The North American strategic document outsourcing (SDO) market is projected to total $17.1 billion in 2010, a 1.7 percent increase from $16.8 billion in 2009, according to Gartner, Inc. The market is expected to reach $17.6 billion in 2011 and reach $20.1 billion in 2014.
“While the SDO market was negatively impacted by the recession and the decision-making paralysis that ensued in most organizations, revenues will grow in 2010 and through the forecast period,” said Pete Basiliere, research director for Gartner. “By 2014, we expect the SDO market to be growing at just over 5 percent a year.”
SDO is the subset of business process outsourcing (BPO) focused on the publication of customer communications, including content creation, multimedia presentation and incoming document processing. The outsourced documents may be transactional forms, sales collateral, direct-marketing materials and more. The documents can be published in physical or electronic media, or a combination of multiple media.
“Large and very large enterprises and government agency clients increasingly engage SDO providers as a means to cut costs, avoid capital expenditures, improve business processes and ensure compliance with complex regulations,” said Mr. Basiliere. “SDO providers who can quickly provide demonstrated cost savings and process improvements that meet or exceed the client’s return on investment (ROI) justification for outsourcing, while also enabling their clients to be more efficient, and can work with their customers’ employees to implement sustainable change, will enjoy the greatest revenue growth potential.”

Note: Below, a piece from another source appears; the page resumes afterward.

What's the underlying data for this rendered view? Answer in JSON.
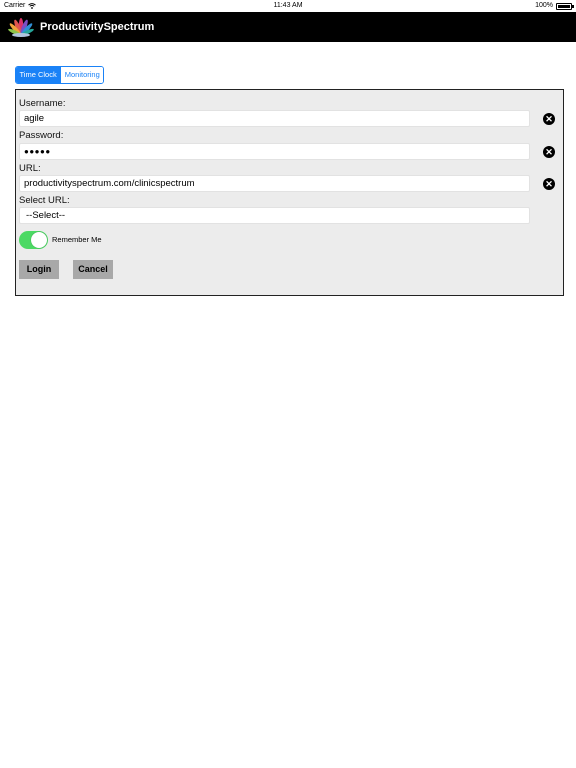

The inbound services segment will experience an accelerating growth trend over the forecast period, beginning with a 3 percent revenue increase from 2009 to 2010, and rising to an 8 percent increase from 2013 to 2014. The key to this growth is the confluence of the clients’ need for completely automated document workflows, and the SDO providers’ need to take greater “wallet share” by adding more value-added services.
In-process management services will experience a relatively modest 1.5 percent increase in 2010. On-site office services pull down the category’s numbers as fewer enterprises engage providers to manage corporate reproduction departments with services ranging from delivering and picking up mail and packages to volume reproduction of company documents. SDO providers are also minimizing the amount of labor in the on-site facilities by automating as much as possible, driving down revenues as certain services are dropped and the automated services generate lower revenues.
Outbound services will grow 1.3 percent in 2010, primarily due to the drag that transaction publishing and direct mail have on the category. Direct mail is the lowest-revenue SDO segment and will not see much growth; the volume of mail is declining, and specialist providers are scrambling to keep whatever they can. The category’s strong growth is in large measure because of the multimedia publishing segment. Providers indicated that their transaction documents are migrating from higher-revenue paper documents to electronic presentation, reducing their revenues even if they are able to sustain the volume of transactions being published by bringing on new customers.
Repository services, often known as archiving, involves storage of the clients’ documents and other materials in physical and/or electronic format, as well as subsequent retrieval when needed. Cost containment, reduction of primary on-site storage capacity associated with archiving, and e-discovery are the primary drivers for outsourcing the archive function. This segment is forecast to grow 2.0 percent in 2010 and 3.0 percent in 2011.